Member of the Saskatchewan Legislative Assembly for Regina Walsh Acres
- In office November 5, 2003 – October 10, 2011
- Preceded by: Lindy Kasperski
- Succeeded by: Warren Steinley

Personal details
- Party: New Democratic Party (until 2020)

= Sandra Morin =

Canadian politician

Sandra Morin is a Canadian provincial politician. She served as the Saskatchewan New Democratic Party member of the Legislative Assembly of Saskatchewan for the constituency of Regina Walsh Acres from 2003 until 2011, and as Minister of Culture, Youth and Recreation in the government of Lorne Calvert from May 2007 until the government's defeat in the 2007 Saskatchewan general election. Morin herself lost her seat in the 2011 Saskatchewan general election to Saskatchewan Party candidate Warren Steinley. She chose not to run in the 2016 Saskatchewan general election because of her civilian position with the Royal Canadian Mounted Police.

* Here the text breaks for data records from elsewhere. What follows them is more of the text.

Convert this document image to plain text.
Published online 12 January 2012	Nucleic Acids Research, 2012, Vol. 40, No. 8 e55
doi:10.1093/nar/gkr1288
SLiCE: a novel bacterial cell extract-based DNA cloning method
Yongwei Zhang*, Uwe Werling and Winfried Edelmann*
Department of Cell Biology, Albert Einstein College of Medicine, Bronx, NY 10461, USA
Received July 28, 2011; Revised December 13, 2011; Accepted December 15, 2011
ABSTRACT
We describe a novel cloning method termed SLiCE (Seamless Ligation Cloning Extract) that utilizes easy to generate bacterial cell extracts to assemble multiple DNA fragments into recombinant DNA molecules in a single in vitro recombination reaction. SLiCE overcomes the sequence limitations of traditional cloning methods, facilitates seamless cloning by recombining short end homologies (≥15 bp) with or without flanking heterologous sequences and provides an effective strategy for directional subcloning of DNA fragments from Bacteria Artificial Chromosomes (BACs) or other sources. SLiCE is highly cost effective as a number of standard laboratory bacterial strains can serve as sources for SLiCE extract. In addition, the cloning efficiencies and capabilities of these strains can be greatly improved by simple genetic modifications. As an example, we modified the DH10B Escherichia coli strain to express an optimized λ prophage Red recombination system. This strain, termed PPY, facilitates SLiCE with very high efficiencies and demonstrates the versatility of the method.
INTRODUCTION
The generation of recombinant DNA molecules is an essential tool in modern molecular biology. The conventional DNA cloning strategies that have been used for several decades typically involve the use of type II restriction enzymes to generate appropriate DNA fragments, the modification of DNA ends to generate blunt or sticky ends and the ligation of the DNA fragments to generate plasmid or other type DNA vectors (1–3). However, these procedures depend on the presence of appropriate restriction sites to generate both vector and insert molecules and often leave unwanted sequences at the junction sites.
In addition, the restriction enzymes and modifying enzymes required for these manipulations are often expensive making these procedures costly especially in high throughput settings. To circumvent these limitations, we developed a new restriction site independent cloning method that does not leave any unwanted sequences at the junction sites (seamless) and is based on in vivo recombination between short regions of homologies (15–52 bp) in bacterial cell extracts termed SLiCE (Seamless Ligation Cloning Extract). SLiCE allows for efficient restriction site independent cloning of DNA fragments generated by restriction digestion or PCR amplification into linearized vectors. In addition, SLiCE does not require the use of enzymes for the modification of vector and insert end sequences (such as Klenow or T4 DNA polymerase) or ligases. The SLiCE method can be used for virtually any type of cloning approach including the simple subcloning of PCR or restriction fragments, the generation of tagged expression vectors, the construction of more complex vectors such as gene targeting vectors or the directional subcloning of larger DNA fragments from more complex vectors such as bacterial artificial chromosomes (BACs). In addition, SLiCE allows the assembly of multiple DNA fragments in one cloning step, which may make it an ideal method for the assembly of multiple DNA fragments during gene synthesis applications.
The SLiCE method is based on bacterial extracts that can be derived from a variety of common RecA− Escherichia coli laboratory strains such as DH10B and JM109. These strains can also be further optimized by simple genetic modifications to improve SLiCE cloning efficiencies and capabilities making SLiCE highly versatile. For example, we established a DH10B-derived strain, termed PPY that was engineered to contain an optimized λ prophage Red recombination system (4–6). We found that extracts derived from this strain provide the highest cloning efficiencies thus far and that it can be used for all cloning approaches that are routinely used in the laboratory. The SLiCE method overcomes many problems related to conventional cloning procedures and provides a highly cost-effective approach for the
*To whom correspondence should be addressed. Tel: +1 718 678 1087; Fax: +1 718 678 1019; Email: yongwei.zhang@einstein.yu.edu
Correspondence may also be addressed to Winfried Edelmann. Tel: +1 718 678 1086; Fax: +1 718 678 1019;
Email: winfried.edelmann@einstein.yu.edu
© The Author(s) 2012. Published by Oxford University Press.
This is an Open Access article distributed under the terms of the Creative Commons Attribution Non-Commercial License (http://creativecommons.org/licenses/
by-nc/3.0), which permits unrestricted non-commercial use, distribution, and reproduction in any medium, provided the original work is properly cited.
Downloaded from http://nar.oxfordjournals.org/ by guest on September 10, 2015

Morin was nominated to run in Regina Walsh Acres in the 2020 Saskatchewan general election but her nomination was overturned when party leader Ryan Meili declined to endorse her candidacy in August 2020 due to findings of a "confidential vetting process". Morin subsequently announced that she would be running as an Independent. However, she did not win the election.